By Matthew Koehler, Ian M. Lange and John Snively
Last fall news broke that the University of Montana was planning to construct a $16 million wood-burning biomass plant on campus next to the Aber Hall dormitory. UM officials claimed the biomass plant would save UM $1 million annually and protect Missoula’s air quality by reducing emissions over the existing natural gas heating system.
As interested citizens, we attended the university’s biomass “poster presentation” last December, which, unfortunately, raised more serious questions than it answered. So we continued to ask questions and research the proposal. In March, we even conducted an “open records” search of UM’s biomass project file, pouring over hundreds of documents and emails between UM officials and representatives of Nexterra, a Canadian biomass boiler manufacturer, and McKinstry, a Seattle energy services company. Suffice to say, our records search turned up even more troubling questions, especially related to costs, maintenance and emissions.
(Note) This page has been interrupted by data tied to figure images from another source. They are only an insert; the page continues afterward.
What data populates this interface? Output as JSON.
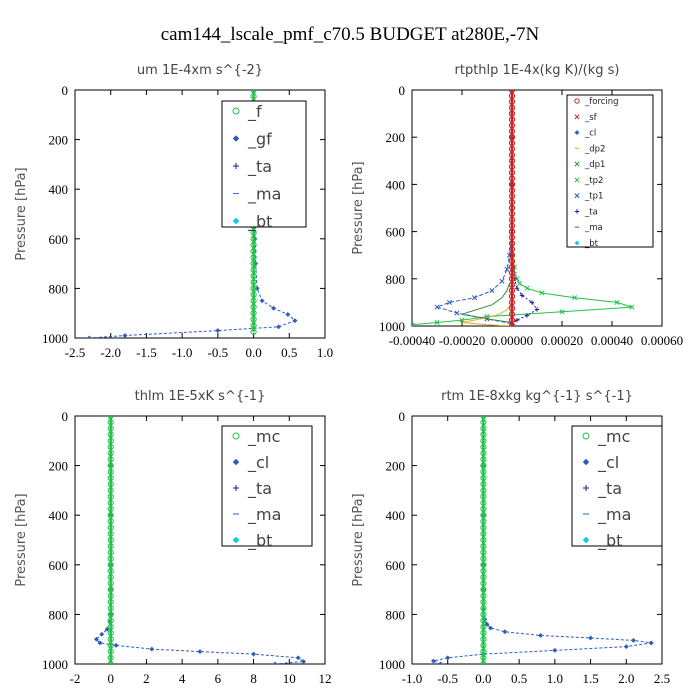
{
  "suptitle": "cam144_lscale_pmf_c70.5  BUDGET at280E,-7N",
  "chart_data": [
    {
      "type": "line",
      "title": "um   1E-4xm s^{-2}",
      "ylabel": "Pressure [hPa]",
      "xlim": [
        -2.5,
        1.0
      ],
      "ylim": [
        1000,
        0
      ],
      "xticks": [
        "-2.5",
        "-2.0",
        "-1.5",
        "-1.0",
        "-0.5",
        "0.0",
        "0.5",
        "1.0"
      ],
      "yticks": [
        "0",
        "200",
        "400",
        "600",
        "800",
        "1000"
      ],
      "legend_style": "large",
      "legend": [
        "_f",
        "_gf",
        "_ta",
        "_ma",
        "_bt"
      ],
      "series": [
        {
          "name": "_gf",
          "color": "#2e5fb8",
          "dash": "3,2",
          "marker": "diamond",
          "x": [
            0,
            0,
            0,
            0,
            0,
            0.01,
            0.02,
            0.03,
            0.05,
            0.12,
            0.28,
            0.48,
            0.58,
            0.35,
            -0.5,
            -1.8,
            -2.3
          ],
          "y": [
            0,
            100,
            200,
            300,
            400,
            500,
            600,
            700,
            800,
            850,
            880,
            905,
            930,
            955,
            970,
            990,
            1000
          ]
        },
        {
          "name": "_f",
          "color": "#22c24a",
          "dash": "",
          "marker": "circle",
          "x": [
            0,
            0,
            0,
            0,
            0,
            0,
            0,
            0,
            0,
            0,
            0,
            0,
            0,
            0,
            0,
            0,
            0,
            0,
            0,
            0,
            0,
            0,
            0,
            0,
            0,
            0,
            0,
            0,
            0,
            0,
            0,
            0,
            0,
            0,
            0,
            0,
            0,
            0,
            0,
            0
          ],
          "y": [
            0,
            25,
            50,
            75,
            100,
            125,
            150,
            175,
            200,
            225,
            250,
            275,
            300,
            325,
            350,
            375,
            400,
            425,
            450,
            475,
            500,
            525,
            550,
            575,
            600,
            625,
            650,
            675,
            700,
            725,
            750,
            775,
            800,
            825,
            850,
            875,
            900,
            925,
            950,
            975
          ]
        }
      ]
    },
    {
      "type": "line",
      "title": "rtpthlp   1E-4x(kg K)/(kg s)",
      "ylabel": "Pressure [hPa]",
      "xlim": [
        -0.0004,
        0.0006
      ],
      "ylim": [
        1000,
        0
      ],
      "xticks": [
        "-0.00040",
        "-0.00020",
        "0.00000",
        "0.00020",
        "0.00040",
        "0.00060"
      ],
      "yticks": [
        "0",
        "200",
        "400",
        "600",
        "800",
        "1000"
      ],
      "legend_style": "small",
      "legend": [
        "_forcing",
        "_sf",
        "_cl",
        "_dp2",
        "_dp1",
        "_tp2",
        "_tp1",
        "_ta",
        "_ma",
        "_bt"
      ],
      "series": [
        {
          "name": "_tp2",
          "color": "#22c24a",
          "dash": "",
          "marker": "x",
          "x": [
            0,
            0,
            0,
            0,
            0,
            0,
            0,
            0,
            0,
            1e-05,
            1e-05,
            2e-05,
            3e-05,
            6e-05,
            0.00012,
            0.00025,
            0.00042,
            0.00048,
            0.0002,
            -0.0001,
            -0.0002,
            -0.0003,
            -0.0004
          ],
          "y": [
            0,
            100,
            200,
            300,
            400,
            500,
            600,
            650,
            700,
            750,
            780,
            800,
            820,
            840,
            860,
            880,
            900,
            920,
            940,
            960,
            975,
            985,
            995
          ]
        },
        {
          "name": "_dp1",
          "color": "#3a8f3a",
          "dash": "",
          "marker": "none",
          "x": [
            -1e-05,
            -2e-05,
            -4e-05,
            -8e-05,
            -0.00014,
            -0.0002,
            -0.0001,
            0
          ],
          "y": [
            820,
            850,
            880,
            910,
            930,
            950,
            970,
            985
          ]
        },
        {
          "name": "_tp1",
          "color": "#2e5fb8",
          "dash": "4,2",
          "marker": "x",
          "x": [
            0,
            0,
            0,
            0,
            -1e-05,
            -2e-05,
            -4e-05,
            -8e-05,
            -0.00015,
            -0.00025,
            -0.0003,
            -0.00022,
            -0.0001,
            0
          ],
          "y": [
            0,
            200,
            400,
            600,
            700,
            760,
            810,
            850,
            880,
            900,
            920,
            945,
            970,
            990
          ]
        },
        {
          "name": "_ta",
          "color": "#1a1aa8",
          "dash": "2,2",
          "marker": "plus",
          "x": [
            0,
            0,
            0,
            0,
            1e-05,
            2e-05,
            4e-05,
            8e-05,
            0.0001,
            6e-05,
            2e-05,
            0
          ],
          "y": [
            0,
            200,
            400,
            700,
            800,
            840,
            870,
            900,
            930,
            955,
            975,
            990
          ]
        },
        {
          "name": "_cl",
          "color": "#e0b030",
          "dash": "",
          "marker": "none",
          "x": [
            0,
            -2e-05,
            -5e-05,
            -0.0001,
            -0.00015,
            -0.0002,
            -0.0001,
            0
          ],
          "y": [
            900,
            930,
            950,
            965,
            975,
            985,
            995,
            1000
          ]
        },
        {
          "name": "_forcing",
          "color": "#cc2222",
          "dash": "",
          "marker": "circle",
          "x": [
            0,
            0,
            0,
            0,
            0,
            0,
            0,
            0,
            0,
            0,
            0,
            0,
            0,
            0,
            0,
            0,
            0,
            0,
            0,
            0,
            0,
            0,
            0,
            0,
            0,
            0,
            0,
            0,
            0,
            0,
            0,
            0,
            0,
            0,
            0,
            0,
            0,
            0,
            0,
            0,
            0
          ],
          "y": [
            0,
            25,
            50,
            75,
            100,
            125,
            150,
            175,
            200,
            225,
            250,
            275,
            300,
            325,
            350,
            375,
            400,
            425,
            450,
            475,
            500,
            525,
            550,
            575,
            600,
            625,
            650,
            675,
            700,
            725,
            750,
            775,
            800,
            825,
            850,
            875,
            900,
            925,
            950,
            975,
            1000
          ]
        }
      ]
    },
    {
      "type": "line",
      "title": "thlm   1E-5xK s^{-1}",
      "ylabel": "Pressure [hPa]",
      "xlim": [
        -2,
        12
      ],
      "ylim": [
        1000,
        0
      ],
      "xticks": [
        "-2",
        "0",
        "2",
        "4",
        "6",
        "8",
        "10",
        "12"
      ],
      "yticks": [
        "0",
        "200",
        "400",
        "600",
        "800",
        "1000"
      ],
      "legend_style": "large",
      "legend": [
        "_mc",
        "_cl",
        "_ta",
        "_ma",
        "_bt"
      ],
      "series": [
        {
          "name": "_cl",
          "color": "#2e5fb8",
          "dash": "3,2",
          "marker": "diamond",
          "x": [
            0,
            0,
            0,
            0,
            0,
            0,
            -0.05,
            -0.2,
            -0.5,
            -0.8,
            -0.6,
            0.3,
            2.3,
            5.0,
            8.0,
            10.5,
            10.8,
            9.2
          ],
          "y": [
            0,
            200,
            400,
            600,
            700,
            800,
            830,
            860,
            880,
            900,
            915,
            925,
            940,
            950,
            960,
            975,
            990,
            1000
          ]
        },
        {
          "name": "_mc",
          "color": "#22c24a",
          "dash": "",
          "marker": "circle",
          "x": [
            0,
            0,
            0,
            0,
            0,
            0,
            0,
            0,
            0,
            0,
            0,
            0,
            0,
            0,
            0,
            0,
            0,
            0,
            0,
            0,
            0,
            0,
            0,
            0,
            0,
            0,
            0,
            0,
            0,
            0,
            0,
            0,
            0,
            0,
            0,
            0,
            0,
            0,
            0,
            0,
            0
          ],
          "y": [
            0,
            25,
            50,
            75,
            100,
            125,
            150,
            175,
            200,
            225,
            250,
            275,
            300,
            325,
            350,
            375,
            400,
            425,
            450,
            475,
            500,
            525,
            550,
            575,
            600,
            625,
            650,
            675,
            700,
            725,
            750,
            775,
            800,
            825,
            850,
            875,
            900,
            925,
            950,
            975,
            1000
          ]
        }
      ]
    },
    {
      "type": "line",
      "title": "rtm   1E-8xkg kg^{-1} s^{-1}",
      "ylabel": "Pressure [hPa]",
      "xlim": [
        -1.0,
        2.5
      ],
      "ylim": [
        1000,
        0
      ],
      "xticks": [
        "-1.0",
        "-0.5",
        "0.0",
        "0.5",
        "1.0",
        "1.5",
        "2.0",
        "2.5"
      ],
      "yticks": [
        "0",
        "200",
        "400",
        "600",
        "800",
        "1000"
      ],
      "legend_style": "large",
      "legend": [
        "_mc",
        "_cl",
        "_ta",
        "_ma",
        "_bt"
      ],
      "series": [
        {
          "name": "_cl",
          "color": "#2e5fb8",
          "dash": "3,2",
          "marker": "diamond",
          "x": [
            0,
            0,
            0,
            0,
            0,
            0,
            0.02,
            0.05,
            0.1,
            0.3,
            0.8,
            1.5,
            2.1,
            2.35,
            2.0,
            1.0,
            0,
            -0.5,
            -0.7,
            -0.6
          ],
          "y": [
            0,
            200,
            400,
            600,
            700,
            780,
            820,
            840,
            855,
            870,
            885,
            895,
            905,
            915,
            930,
            945,
            960,
            975,
            988,
            1000
          ]
        },
        {
          "name": "_mc",
          "color": "#22c24a",
          "dash": "",
          "marker": "circle",
          "x": [
            0,
            0,
            0,
            0,
            0,
            0,
            0,
            0,
            0,
            0,
            0,
            0,
            0,
            0,
            0,
            0,
            0,
            0,
            0,
            0,
            0,
            0,
            0,
            0,
            0,
            0,
            0,
            0,
            0,
            0,
            0,
            0,
            0,
            0,
            0,
            0,
            0,
            0,
            0,
            0,
            0
          ],
          "y": [
            0,
            25,
            50,
            75,
            100,
            125,
            150,
            175,
            200,
            225,
            250,
            275,
            300,
            325,
            350,
            375,
            400,
            425,
            450,
            475,
            500,
            525,
            550,
            575,
            600,
            625,
            650,
            675,
            700,
            725,
            750,
            775,
            800,
            825,
            850,
            875,
            900,
            925,
            950,
            975,
            1000
          ]
        }
      ]
    }
  ],
  "legend_styles": {
    "_f": {
      "color": "#22c24a",
      "marker": "circle"
    },
    "_gf": {
      "color": "#2e5fb8",
      "marker": "diamond"
    },
    "_mc": {
      "color": "#22c24a",
      "marker": "circle"
    },
    "_cl": {
      "color": "#2e5fb8",
      "marker": "diamond"
    },
    "_ta": {
      "color": "#1a1aa8",
      "marker": "plus"
    },
    "_ma": {
      "color": "#4a7fd0",
      "marker": "dash"
    },
    "_bt": {
      "color": "#00d0e0",
      "marker": "diamond"
    },
    "_forcing": {
      "color": "#cc2222",
      "marker": "circle"
    },
    "_sf": {
      "color": "#cc2222",
      "marker": "x"
    },
    "_dp2": {
      "color": "#e0c030",
      "marker": "dash"
    },
    "_dp1": {
      "color": "#3a8f3a",
      "marker": "x"
    },
    "_tp2": {
      "color": "#22c24a",
      "marker": "x"
    },
    "_tp1": {
      "color": "#2e5fb8",
      "marker": "x"
    }
  }
}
As the Missoulian reported last month (April 20), information in UM’s air quality permit application to the Missoula City-County Health Department showed that “Contrary to previous claims by UM administrators, the university’s proposed biomass boiler will not reduce emissions to levels below that of natural gas. In fact, UM’s proposed state-of-the-art biomass gasification plant will produce nearly twice as much nitrogen dioxide as its existing natural gas boilers – and in some cases, will release three times as much particulate matter.” The emissions are higher than what McKinstry’s feasibility study predicted.
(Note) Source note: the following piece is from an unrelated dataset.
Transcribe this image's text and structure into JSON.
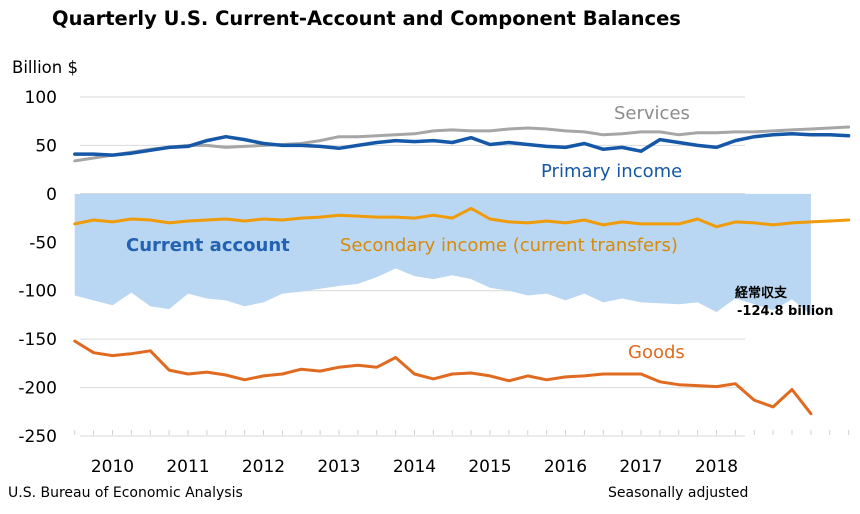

Our records search also turned up a document showing that the biomass plant would also increase emissions of carbon dioxide, nitrogen oxides and volatile organic compounds by 40 percent or more over the existing natural gas system.
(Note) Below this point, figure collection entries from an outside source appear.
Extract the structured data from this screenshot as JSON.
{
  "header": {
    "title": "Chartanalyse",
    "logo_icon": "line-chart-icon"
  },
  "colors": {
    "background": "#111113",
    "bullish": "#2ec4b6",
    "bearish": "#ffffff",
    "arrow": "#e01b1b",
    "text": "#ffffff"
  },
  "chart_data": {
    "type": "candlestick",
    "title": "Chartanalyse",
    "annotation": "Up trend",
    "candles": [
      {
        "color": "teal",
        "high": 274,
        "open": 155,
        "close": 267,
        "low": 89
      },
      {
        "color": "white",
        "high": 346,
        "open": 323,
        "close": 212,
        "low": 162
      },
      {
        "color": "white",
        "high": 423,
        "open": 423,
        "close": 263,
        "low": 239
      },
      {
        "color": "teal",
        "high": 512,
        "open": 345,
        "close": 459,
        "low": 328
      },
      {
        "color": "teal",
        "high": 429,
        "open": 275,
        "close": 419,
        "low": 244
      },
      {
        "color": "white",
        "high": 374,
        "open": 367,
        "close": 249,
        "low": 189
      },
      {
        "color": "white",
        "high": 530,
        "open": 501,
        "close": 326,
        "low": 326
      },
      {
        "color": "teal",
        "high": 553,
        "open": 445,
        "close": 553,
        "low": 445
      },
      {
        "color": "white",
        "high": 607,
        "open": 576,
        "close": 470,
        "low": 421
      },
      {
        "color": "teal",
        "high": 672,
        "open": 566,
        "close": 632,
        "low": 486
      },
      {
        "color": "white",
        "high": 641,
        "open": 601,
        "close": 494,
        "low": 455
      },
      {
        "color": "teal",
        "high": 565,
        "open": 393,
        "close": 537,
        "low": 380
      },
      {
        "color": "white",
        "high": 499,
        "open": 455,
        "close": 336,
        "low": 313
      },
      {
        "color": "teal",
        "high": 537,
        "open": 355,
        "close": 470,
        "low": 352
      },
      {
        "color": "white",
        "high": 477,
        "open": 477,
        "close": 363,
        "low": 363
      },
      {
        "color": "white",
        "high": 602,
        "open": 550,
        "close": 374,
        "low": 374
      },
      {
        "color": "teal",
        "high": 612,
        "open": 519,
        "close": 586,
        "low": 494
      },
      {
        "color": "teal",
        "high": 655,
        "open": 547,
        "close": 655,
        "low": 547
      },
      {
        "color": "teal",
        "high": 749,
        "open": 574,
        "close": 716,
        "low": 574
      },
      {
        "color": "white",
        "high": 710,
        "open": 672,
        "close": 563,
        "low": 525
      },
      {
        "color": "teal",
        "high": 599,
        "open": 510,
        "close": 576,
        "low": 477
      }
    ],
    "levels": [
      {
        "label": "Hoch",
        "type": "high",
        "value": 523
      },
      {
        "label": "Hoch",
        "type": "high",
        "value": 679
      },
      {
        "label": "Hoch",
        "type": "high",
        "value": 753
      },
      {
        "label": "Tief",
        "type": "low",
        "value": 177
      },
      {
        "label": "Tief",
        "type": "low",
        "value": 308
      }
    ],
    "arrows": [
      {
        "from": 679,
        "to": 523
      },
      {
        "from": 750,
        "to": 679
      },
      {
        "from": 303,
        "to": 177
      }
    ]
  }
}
Obviously, Missoula is prone to severe inversions and air stagnation, especially during winter, when the greatest load would be on the biomass system. We found a UM biomass grant application that stated, “The Missoula Valley’s constrained topography presents ideal research conditions for long term analysis of environmental impacts of efficient woody biomass boiler combustion.” Do we really want to risk Missoula’s air quality for the sake of research?
It’s also been difficult to get an accurate assessment from UM of the biomass plant’s up-front and long-term costs, something all Montana taxpayers deserve. For starters, we noticed in the project file that in April 2010 the cost of the biomass plant was $10 million. By July, the cost went to $14 million. Now it sits at $16 million. UM’s financial pro forma also shows that during the first 20 years the biomass plant would need nearly $10 million for additional operation and maintenance expenses over the existing natural gas system.
The pro forma is also troubling in other aspects. It over-estimates the cost of natural gas, while under-estimating the cost of biomass fuel trucked to campus, especially given rising diesel costs. The pro forma also completely zeros out all natural gas expenses and maintenance costs, even though UM now admits that a natural gas boiler would be used during cold winter days to augment the biomass system, and also used from May to September, when the biomass system is too powerful to use.
Further complicating the picture, UM realized during the permitted process that its existing natural gas boilers are in violation of air pollution limits. The fix will cost around $500,000. And UM’s contract with McKinstry was amended recently, meaning that UM is already contractually committed to McKinstry for $532,000 just for project development.
It is our belief that all of these significant issues need to be fully analyzed and rechecked, not just by the biomass project’s supporters, but also by the Board of Regents, independent of McKinstry and UM. Guarantees of performance by McKinstry need to be carefully scrutinized, as other colleges have paid the price for poorly written contracts or poorly vetted companies.
At the end of the day, Montana taxpayers deserve to see accurate, updated financial information from UM concerning all aspects of the biomass plant, including the initial $16 million price tag and $10 million needed for additional operation and maintenance expenses. And Missoula’s citizens have a right to expect that the University of Montana would not risk Missoula’s fragile air quality by needlessly increasing emissions over present levels.
Matthew Koehler is executive director of the WildWest Institute; Ian M. Lange is a professor emeritus, Department of Geosciences at the University of Montana; and Dr. John Snively is a retired dentist. All three live in Missoula.